DE BILLANCOURT A LA RUE BROCA
Fidèle à mes habitudes - un rituel : je quittais un emplois, prenais une ou deux semaines de congés pour profiter de ma petite. C'étais une autre époque... Nous allions simplement dans un bar de la République : notre "ANPE" hôtelière, et là, le temps de boire un verre ou deux ; "Oups" le patron nous informait de places offertes, disponibles aux choix de nos désirs! Nous n'avions plus qu'à nous présenter les jours suivants.
L'IMPREVU : CLAUDE
C'est en visitant ma chère tante Jo aux Moulineaux que je rencontrais " L' Amour" - Claude, gendarme mobile, guerrier en Algérie justement entre deux permissions. Ce fut le coup de foudre - Passion réciproque dont l'Odyssée se trouve dans "Mes textes"
Lien : UN IMPOSSIBLE AMOUR.
Bien que, rue des Ardennes où je logeais, j'avais déjà sous le coude un petit gars de quatre ans mon cadet qui m'adorait depuis mes premiers jours à la "Bonbonnière". Ce dernier effectuait son service militaire où?... En Algérie! Ainsi moi, l'affamée d'amour, je me partageais entre l' homme que mon cœur aimait... et un jeune homme qui lui m'aimait !
Tout deux connaissaient mes rapports avec chacun, suivant leurs "permissions". Eros me gâtait. J'étais devenue un "électron libre", batifolant le soir du côté de Pigalle où j'aimais écouter du jazz avec collègues ou clients de bars. Cela me faisait oublier mon étrange situation: l'absence de Claude, mon guerrier dont les lettres me faisaient espérer que... peut-être un jour il me garderait pour lui, rien que pour lui.

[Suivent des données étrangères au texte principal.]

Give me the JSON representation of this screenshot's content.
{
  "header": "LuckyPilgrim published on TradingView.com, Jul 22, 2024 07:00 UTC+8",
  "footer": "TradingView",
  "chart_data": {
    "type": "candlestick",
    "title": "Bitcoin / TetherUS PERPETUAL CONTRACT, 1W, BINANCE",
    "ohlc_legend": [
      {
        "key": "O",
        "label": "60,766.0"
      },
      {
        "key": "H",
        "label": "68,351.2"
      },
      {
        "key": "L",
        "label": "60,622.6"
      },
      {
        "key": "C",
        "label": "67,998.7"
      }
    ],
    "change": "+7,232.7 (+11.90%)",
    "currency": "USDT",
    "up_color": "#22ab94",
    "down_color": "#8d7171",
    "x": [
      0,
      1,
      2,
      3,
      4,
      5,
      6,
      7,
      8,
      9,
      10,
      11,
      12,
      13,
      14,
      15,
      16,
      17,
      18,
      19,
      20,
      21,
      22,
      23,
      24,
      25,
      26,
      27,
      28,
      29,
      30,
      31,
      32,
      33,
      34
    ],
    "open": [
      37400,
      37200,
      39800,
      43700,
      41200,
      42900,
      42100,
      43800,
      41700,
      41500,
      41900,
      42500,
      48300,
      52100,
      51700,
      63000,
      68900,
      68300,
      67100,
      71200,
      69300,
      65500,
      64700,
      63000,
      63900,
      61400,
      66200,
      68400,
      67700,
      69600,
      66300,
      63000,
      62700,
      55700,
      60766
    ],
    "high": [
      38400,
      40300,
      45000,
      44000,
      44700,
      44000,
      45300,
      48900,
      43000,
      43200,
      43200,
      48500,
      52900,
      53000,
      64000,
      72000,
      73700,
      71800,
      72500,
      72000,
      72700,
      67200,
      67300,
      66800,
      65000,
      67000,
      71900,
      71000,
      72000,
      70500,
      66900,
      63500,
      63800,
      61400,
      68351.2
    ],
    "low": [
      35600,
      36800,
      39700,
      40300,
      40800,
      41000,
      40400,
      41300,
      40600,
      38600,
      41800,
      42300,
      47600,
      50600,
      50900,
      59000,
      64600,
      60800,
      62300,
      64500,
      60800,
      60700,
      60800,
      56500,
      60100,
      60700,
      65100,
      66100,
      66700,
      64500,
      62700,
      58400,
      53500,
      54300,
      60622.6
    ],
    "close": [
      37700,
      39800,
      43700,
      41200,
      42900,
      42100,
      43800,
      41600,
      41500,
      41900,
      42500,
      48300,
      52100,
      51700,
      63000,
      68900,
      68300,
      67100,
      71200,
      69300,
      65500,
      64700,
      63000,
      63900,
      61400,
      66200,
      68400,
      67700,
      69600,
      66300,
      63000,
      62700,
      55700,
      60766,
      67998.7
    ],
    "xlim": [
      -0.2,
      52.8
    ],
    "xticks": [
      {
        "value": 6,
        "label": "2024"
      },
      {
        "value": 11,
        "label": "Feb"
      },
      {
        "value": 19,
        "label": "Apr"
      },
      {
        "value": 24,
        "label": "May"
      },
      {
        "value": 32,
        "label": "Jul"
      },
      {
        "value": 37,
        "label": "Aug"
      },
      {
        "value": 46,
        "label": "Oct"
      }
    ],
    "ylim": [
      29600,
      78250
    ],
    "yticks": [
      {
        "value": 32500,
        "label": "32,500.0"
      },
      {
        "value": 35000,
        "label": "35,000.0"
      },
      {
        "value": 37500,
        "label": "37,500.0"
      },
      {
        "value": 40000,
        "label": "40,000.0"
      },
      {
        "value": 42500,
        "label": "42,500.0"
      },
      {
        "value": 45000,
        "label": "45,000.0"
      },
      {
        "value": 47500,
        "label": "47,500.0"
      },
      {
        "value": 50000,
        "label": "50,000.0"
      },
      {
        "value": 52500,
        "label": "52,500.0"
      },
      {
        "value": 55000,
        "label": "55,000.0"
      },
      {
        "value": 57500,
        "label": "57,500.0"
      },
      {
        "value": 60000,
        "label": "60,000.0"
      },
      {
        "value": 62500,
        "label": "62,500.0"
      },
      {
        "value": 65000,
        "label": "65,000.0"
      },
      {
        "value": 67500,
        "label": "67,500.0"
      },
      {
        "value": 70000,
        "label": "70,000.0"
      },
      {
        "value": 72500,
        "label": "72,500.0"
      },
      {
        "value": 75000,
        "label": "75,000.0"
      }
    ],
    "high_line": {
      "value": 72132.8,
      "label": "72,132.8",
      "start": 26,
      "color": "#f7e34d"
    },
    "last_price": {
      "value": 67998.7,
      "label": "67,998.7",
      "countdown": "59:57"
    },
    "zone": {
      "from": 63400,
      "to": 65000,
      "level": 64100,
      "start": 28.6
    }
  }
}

André lui, était un peu mon "Caprice des Dieux". C'était si facile de le séduire, lui faire des misères. Il supportait mes humeurs, il espérait, patiemment il attendait. J'adorais danser aux bords de Marne.... Les guinguettes de Nogent. André avait une voiture, mais ne savait pas danser, ou si peu. Alors j'acceptais quelques invitations qui se présentaient. Bien sûr il boudait! - Pour me faire pardonner, gentille, je lui demandais de faire un tour en barque... Alors tout content, il ramait, ramait!
Moi, imitation Bardot, chignon, jupe évasée en vichy noir et dentelle blanche. Corsage échancré, la taille serrée dans une ceinture en métal argentée , je me la faisais belle... la vie. Je sais, je sais... ce n'était pas très honnête. Si je retrouvais André ce jour, (57 plus tard) je lui demanderais pardon.
Images ci-dessus : André militaire en Algérie - Claude CRS également en Algérie ainsi que Nogent sur Marne et ses guinguettes.
ENFIN LE PROJET DEVIENT POSSIBLE
C'est en 1962 que je vis l'annonce : Une gérance - cave - bar - Garantie exigée 8.000fr - Gérance mensuelle 300 Fr. Rue Broca dans le 5ièm.
Au fils de divers emplois j'avais cumulé des économies car nous gagnions bien notre vie en brasseries parisiennes - mais pas assez pour réaliser mon rêve. C'est alors que j'allais voir ma grand mère qui avait un pavillon à Savigny sur Orge, pour lui parler de mon projet. Cette "mémé" aussi bonne que son fils, mon père, me savait courageuse, me faisait confiance. Elle me promit une aide à hauteur de 4.000 Fr. Illico je me rendis à Bercy rencontrer le propriétaire. Je visitais les lieux avec lui. Située entre les Gobelins, le Bd Port Royal, et le célèbre marché de la Mouffetard. Je fus emballée par ce quartier très vivant, plus que de la boutique.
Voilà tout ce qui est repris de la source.